Heritability of nervous system tumors: a sibling-based design

Giorgio Tettamanti; Ralf Kuja-Halkola; Catharina Lavebratt; Mats Talbäck; Alexander Viktorin; Michael E Scheurer; Maria Feychting; Maral Adel Fahmideh

doi:10.3389/fonc.2023.928008

Heritability of nervous system tumors: a sibling-based design

Front Oncol. 2024 Jan 8:13:928008. doi: 10.3389/fonc.2023.928008. eCollection 2023.

Authors

Affiliations

¹ Unit of Epidemiology, Institute of Environmental Medicine, Karolinska Institutet, Stockholm, Sweden.
² Department of Medical Epidemiology and Biostatistics, Karolinska Institutet, Stockholm, Sweden.
³ Department of Molecular Medicine and Surgery, Karolinska Institutet, and Center for Molecular Medicine, Karolinska University Hospital, Stockholm, Sweden.
⁴ Department of Pediatrics, Section of Hematology-Oncology, Dan L. Duncan Comprehensive Cancer Center, Baylor College of Medicine, Houston, TX, United States.
⁵ Center for Epidemiology and Population Health, Department of Pediatrics, Baylor College of Medicine, Houston, TX, United States.
⁶ Department of Medicine, Section of Epidemiology and Population Sciences, Dan L. Duncan Comprehensive Cancer Center, Baylor College of Medicine, Houston, TX, United States.

Abstract

Background: The contribution of genetic and environmental factors to susceptibility to nervous system tumors remains unclear.

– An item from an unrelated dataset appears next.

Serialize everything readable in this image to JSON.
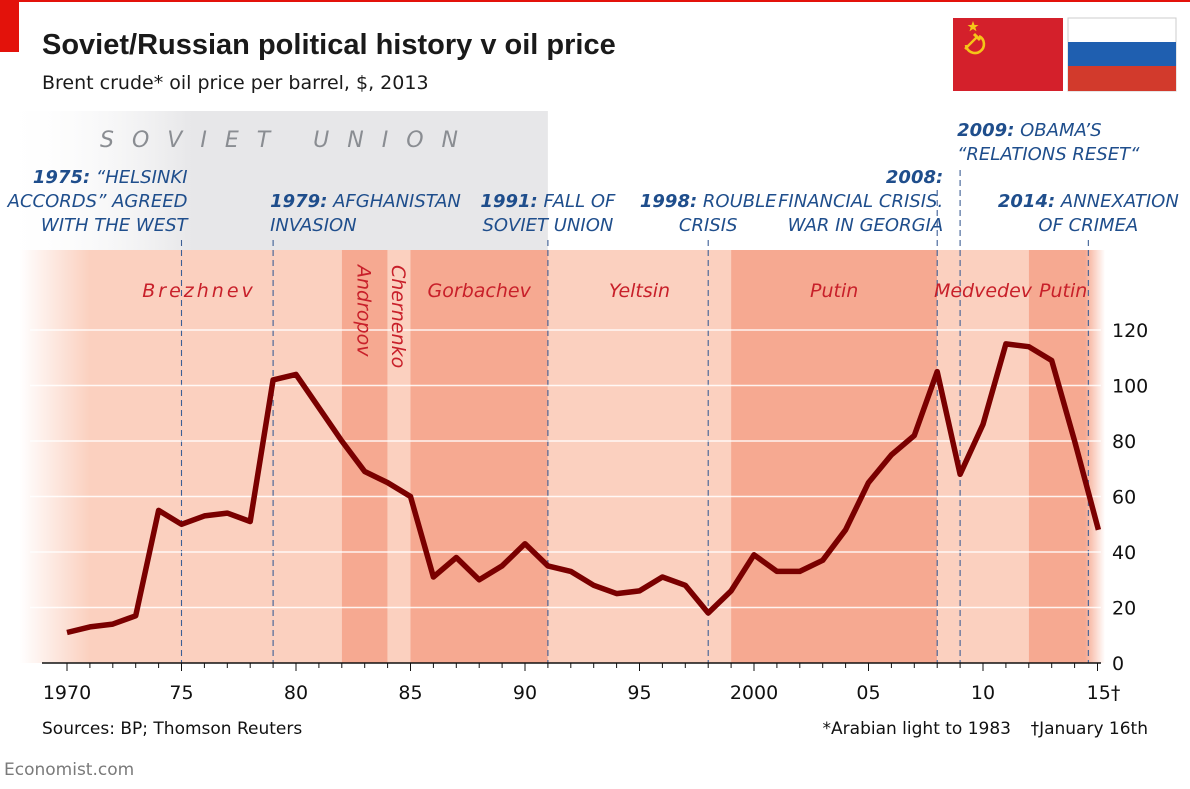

We performed a quantitative genetic study using a sibling design to estimate the heritability of nervous system tumors, as well as the proportion of the risk of these tumors, which is attributable to environmental factors.

Methods: We conducted a population-based cohort study using Swedish National Register data. All individuals born in Sweden during 1950-2010 with available information on both biological parents were included. A Multi-Generation Register was used to identify family clusters, including both full- and half-siblings. Initially, one index person was randomly selected from each cluster containing only full siblings and one sibling was randomly assigned to this index person. Subsequently, within each of the remaining clusters of full- and half-siblings, an index person was randomly selected, and a half-sibling was randomly assigned to this index person. Among the randomly selected siblings, cases of nervous system tumors were identified using the cancer registry. Quantitative genetic models were used to estimate the proportion of the variance in nervous system tumors attributable to additive genetic factors, shared environment, and individual-specific environment.

Results: The heritability of nervous system tumors was estimated to be 29% (95% confidence interval (CI) = 19%-39%), while the contribution of the non-shared environment to the variance of nervous system tumors was estimated to be 71% (95% CI = 61%-81%). The shared environmental parameter was estimated as zero in the full model.

Conclusion: The variation in susceptibility to nervous system tumors is predominantly attributable to non-shared environmental factors, followed by genetic factors.

Keywords: heritability; nervous system tumors; quantitative genetic modelling; registry-linkage study; sibling-based design.

Grants and funding

The study was supported by grants from the Swedish Research Council and the Swedish Cancer Society. MAF was partly supported by a Research Training Award for Cancer Prevention Post-Graduate Training Program in Integrative Epidemiology from the Cancer Prevention and Research Institute of Texas (grant number RP160097, PI: M. Spitz). AV was supported by the Swedish Brain Foundation.